Architects, Apply Within
How do you go about reviewing a game that has already been around for three years; that millions of players have bought and spent countless hours with; that has no plot, no characters, no events to really speak of; that has literally limitless possibilities, and has earned an equal amount of love and respect from a fanbase spanning the world? Why, you review it as if you’d never heard of the game, and as if you had never played it before (which, in my case, is the 100% truth).
Minecraft makes its Xbox 360 debut, and as such is the crowning title in Microsoft’s Arcade NEXT promotion, following titles like Trials Evolution, Bloodforge, and Fable Heroes. Developed for the ‘box in conjunction with 4J Studios, Mojang’s blockbuster time-killer is set to enthrall a whole new audience with what it does best: let you build whatever you want to.
Visually, Minecraft 360 doesn’t trail its PC counterpart in any way, which is to say it is just as gloriously blocky and charmingly last-last-gen as the original. Which isn’t to say anything negative about its aesthetic; after all, from the very moment you see your first building standing in front of you, it’s literally the most beautiful thing you’ve ever seen, perfect in a way that any fresh-out-of-the-oven parents can relate to. And when you scale that first mountaintop to gaze over the chunky rows of land stretching out before you, it’s hard not to take a deep, chest-swelling intake of pride, as your mind’s eye roams over the land…your literal sandbox!
The game’s crafting interface has been streamlined; no longer is it necessary to place items into the crafting window in certain sequences and patterns. Instead, opening the crafting menu – either the basic window or an expanded version at a crafting table – lets you select an item you want to craft from an extensive list. Items you don’t have the necessary materials for are grayed out, and you can toggle through descriptions for each item as well as get information on what materials are required to create it.
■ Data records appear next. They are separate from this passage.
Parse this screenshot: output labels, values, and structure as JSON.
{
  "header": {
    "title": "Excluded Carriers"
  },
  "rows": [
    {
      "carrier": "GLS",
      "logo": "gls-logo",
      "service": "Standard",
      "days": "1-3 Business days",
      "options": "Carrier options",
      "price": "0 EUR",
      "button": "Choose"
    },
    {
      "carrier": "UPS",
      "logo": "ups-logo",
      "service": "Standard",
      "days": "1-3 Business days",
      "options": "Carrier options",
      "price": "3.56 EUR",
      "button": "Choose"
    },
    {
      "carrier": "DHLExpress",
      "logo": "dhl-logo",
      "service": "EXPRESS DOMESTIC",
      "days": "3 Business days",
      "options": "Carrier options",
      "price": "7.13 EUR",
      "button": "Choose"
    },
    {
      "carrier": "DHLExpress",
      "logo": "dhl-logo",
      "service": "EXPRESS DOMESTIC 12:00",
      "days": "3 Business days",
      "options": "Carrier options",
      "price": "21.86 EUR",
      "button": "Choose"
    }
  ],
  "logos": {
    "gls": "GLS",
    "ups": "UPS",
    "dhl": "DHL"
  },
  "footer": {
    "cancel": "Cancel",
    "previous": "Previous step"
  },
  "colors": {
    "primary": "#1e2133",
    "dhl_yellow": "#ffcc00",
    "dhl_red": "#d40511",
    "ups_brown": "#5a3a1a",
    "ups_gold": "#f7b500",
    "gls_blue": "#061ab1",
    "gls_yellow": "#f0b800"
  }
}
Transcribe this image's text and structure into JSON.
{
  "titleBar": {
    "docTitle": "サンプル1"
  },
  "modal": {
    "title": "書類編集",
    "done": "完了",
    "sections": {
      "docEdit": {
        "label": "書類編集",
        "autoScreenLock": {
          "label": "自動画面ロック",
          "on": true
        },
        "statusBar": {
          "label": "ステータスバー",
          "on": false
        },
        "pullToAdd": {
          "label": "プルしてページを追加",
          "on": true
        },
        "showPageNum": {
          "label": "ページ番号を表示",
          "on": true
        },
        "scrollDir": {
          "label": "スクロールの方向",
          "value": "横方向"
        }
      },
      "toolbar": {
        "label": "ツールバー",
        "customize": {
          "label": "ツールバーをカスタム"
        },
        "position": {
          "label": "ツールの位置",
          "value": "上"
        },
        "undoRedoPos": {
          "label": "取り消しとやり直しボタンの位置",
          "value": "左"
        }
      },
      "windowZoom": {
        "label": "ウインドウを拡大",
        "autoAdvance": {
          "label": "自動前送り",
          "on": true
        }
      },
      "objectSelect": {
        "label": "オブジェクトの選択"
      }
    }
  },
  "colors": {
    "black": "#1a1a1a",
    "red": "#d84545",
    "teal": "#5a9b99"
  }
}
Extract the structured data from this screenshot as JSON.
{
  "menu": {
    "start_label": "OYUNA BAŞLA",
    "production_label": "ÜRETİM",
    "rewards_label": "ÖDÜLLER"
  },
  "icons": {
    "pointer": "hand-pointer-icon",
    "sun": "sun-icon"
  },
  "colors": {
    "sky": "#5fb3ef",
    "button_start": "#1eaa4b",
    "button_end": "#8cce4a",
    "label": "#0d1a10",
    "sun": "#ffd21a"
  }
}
It is worthwhile to note that not all items from the PC version are included in the 360 game at this time; some items, for example glass panes, aren’t craftable at present, but could easily be added through later patches.
Carried over from the PC original is the option for each player to set a difficulty level suitable to his or her gameplay style. If you like the thrill and danger (and bottomless frustration) of having to watch over your shoulder in dark caves for randomly spawning skeletons and bats, and keeping your head on a swivel in even the broadest of daylight for the destructive blast of Creepers, start a game on ‘Normal’ or ‘Hard’ difficulty setting. If, on the other hand, you prefer to focus all your brain juices into the gathering of resources and unfettered construction of architectural marvels untold, a ‘Peaceful’ mode eliminates all threats of enemies, hunger, or other damage, turning you into a nonstop mining machine.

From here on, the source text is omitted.